Track Work: Laughing Man, ‘Brilliant Colors’

By Valerie Paschall

D.C. indie-rock band Laughing Man is back with a new single. They play Rock & Roll Hotel tonight.
D.C. indie-rock band Laughing Man is back with a new single. They play Rock & Roll Hotel tonight.


Loading the player ...

A few years back, scenesters were talking a lot about the offbeat D.C. indie-rock band Laughing Man. Made up partly of transplants from Philadelphia, the then-new act combined a bluesy groove with wild guitar and vocal flourishes—which resulted in high-energy live shows as well as a solid debut effort, The Lovings (63-69)That release did not get much traction outside of D.C., but it had plenty of merits: It sounded like a low-fidelity love letter to vinyl’s golden era that dipped occasionally into experimental territory.

Over time, Laughing Man seemed to fade into the background; it stopped playing regular gigs. At the time, its members were busy with other projects. Singer/guitarist Brandon Moses sharpened his drumming chops with psychedelic-pop act Paperhaus and stretched his voice to its limit singing with hardcore supergroup Joy Buttons.
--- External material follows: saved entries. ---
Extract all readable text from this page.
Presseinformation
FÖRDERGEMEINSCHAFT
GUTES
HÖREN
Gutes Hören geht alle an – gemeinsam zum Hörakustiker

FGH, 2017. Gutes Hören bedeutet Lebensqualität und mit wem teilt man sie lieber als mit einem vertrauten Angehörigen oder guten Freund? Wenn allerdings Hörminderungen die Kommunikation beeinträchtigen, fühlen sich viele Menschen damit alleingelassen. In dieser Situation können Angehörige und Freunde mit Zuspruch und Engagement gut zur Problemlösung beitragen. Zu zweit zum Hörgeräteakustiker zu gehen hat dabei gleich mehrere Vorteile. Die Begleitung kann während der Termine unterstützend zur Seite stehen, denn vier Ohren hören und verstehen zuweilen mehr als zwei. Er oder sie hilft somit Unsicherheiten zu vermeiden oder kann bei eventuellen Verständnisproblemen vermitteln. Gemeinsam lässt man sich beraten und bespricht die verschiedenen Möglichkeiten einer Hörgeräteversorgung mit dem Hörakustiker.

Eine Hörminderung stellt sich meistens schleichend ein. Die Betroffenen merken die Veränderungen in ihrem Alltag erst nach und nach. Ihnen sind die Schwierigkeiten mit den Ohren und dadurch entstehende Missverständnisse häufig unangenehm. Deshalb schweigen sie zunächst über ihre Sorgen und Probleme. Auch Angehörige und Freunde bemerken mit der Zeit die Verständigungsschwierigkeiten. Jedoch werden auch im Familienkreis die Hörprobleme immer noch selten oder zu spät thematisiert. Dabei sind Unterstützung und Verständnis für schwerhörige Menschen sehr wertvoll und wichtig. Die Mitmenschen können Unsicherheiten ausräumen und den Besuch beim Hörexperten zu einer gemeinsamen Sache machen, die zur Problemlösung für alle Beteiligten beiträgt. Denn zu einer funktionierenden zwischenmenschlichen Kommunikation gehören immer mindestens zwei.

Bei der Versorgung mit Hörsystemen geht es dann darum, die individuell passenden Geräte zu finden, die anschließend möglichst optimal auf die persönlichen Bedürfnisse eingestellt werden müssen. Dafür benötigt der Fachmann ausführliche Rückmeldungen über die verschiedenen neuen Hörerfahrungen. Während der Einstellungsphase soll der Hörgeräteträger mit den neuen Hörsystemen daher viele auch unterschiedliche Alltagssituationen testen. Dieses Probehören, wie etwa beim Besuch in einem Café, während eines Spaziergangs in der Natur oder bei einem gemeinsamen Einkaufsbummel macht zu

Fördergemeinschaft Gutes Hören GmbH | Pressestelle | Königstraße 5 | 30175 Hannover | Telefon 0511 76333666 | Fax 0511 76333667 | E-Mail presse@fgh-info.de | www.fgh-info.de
Bassist Luke Stewart became a driving force behind the District’s experimental jazz and rock scene, coordinating a full calendar of shows at Union Arts.

Now it seems that Laughing Man’s members took all of that creative practice and poured it back into their original project. “Brilliant Colors,” premiered here today via Bad Friend Records, is the newest single from an audibly renewed Laughing Man. It sounds more expansive than the Laughing Man tracks of old: The intro is a jarring combination of distorted guitar and vocals that rockets forward when Michael Harris’ drums kick in; Moses, normally croony with no shortage of melisma, shouts over his hard-hitting guitar riffs.

But while “Brilliant Colors” sounds more immediate than anything Laughing Man has done before, it’s also deeply personal. The lyrics sprouted from a conversation Moses and Harris had about growing up in a tough-love environment. It’s about “this idea of our moms being hard on us because their view of the world is that the world is very difficult, and they didn’t want to sugarcoat our experience,” Moses says. They “wanted to make it unfair to a certain extent.” The song’s lyrics tangle with the space between the world their mothers envisioned, and the somewhat kinder one the band members eventually found on their own.

The song will appear on Be Black Baby, the EP that Laughing Man spent more than a year recording. The EP includes guitar and string arrangements from talented experimental folk artists Anthony Pirog and Janel Leppin, and live, Laughing Man now has a fourth official member: drummer Tarek Mohamed of The North Country. (Harris recorded drums on “Brilliant Colors,” but he’ll pick up electronics, auxiliary percussion and other duties when the band plays shows.)

Moses doesn’t have a firm release date for the EP yet, but its ideas sound more concrete: It’s about the band’s experiences being black kids who were into rock music, and “loving what is black about rock.”

“All these changes mess with my mind,” Moses shouts on “Brilliant Colors.” This new take on Laughing Man may be a little jarring, too—but it’s a change that’s worth the temporary discombobulation.

Laughing Man, Celestial Shore, and Deleted Scenes play tonight at Rock & Roll Hotel.

Due to a reporting error, the original version of this post inaccurately said Luke Stewart played bass in lowercase letters. He has never been a member of that band.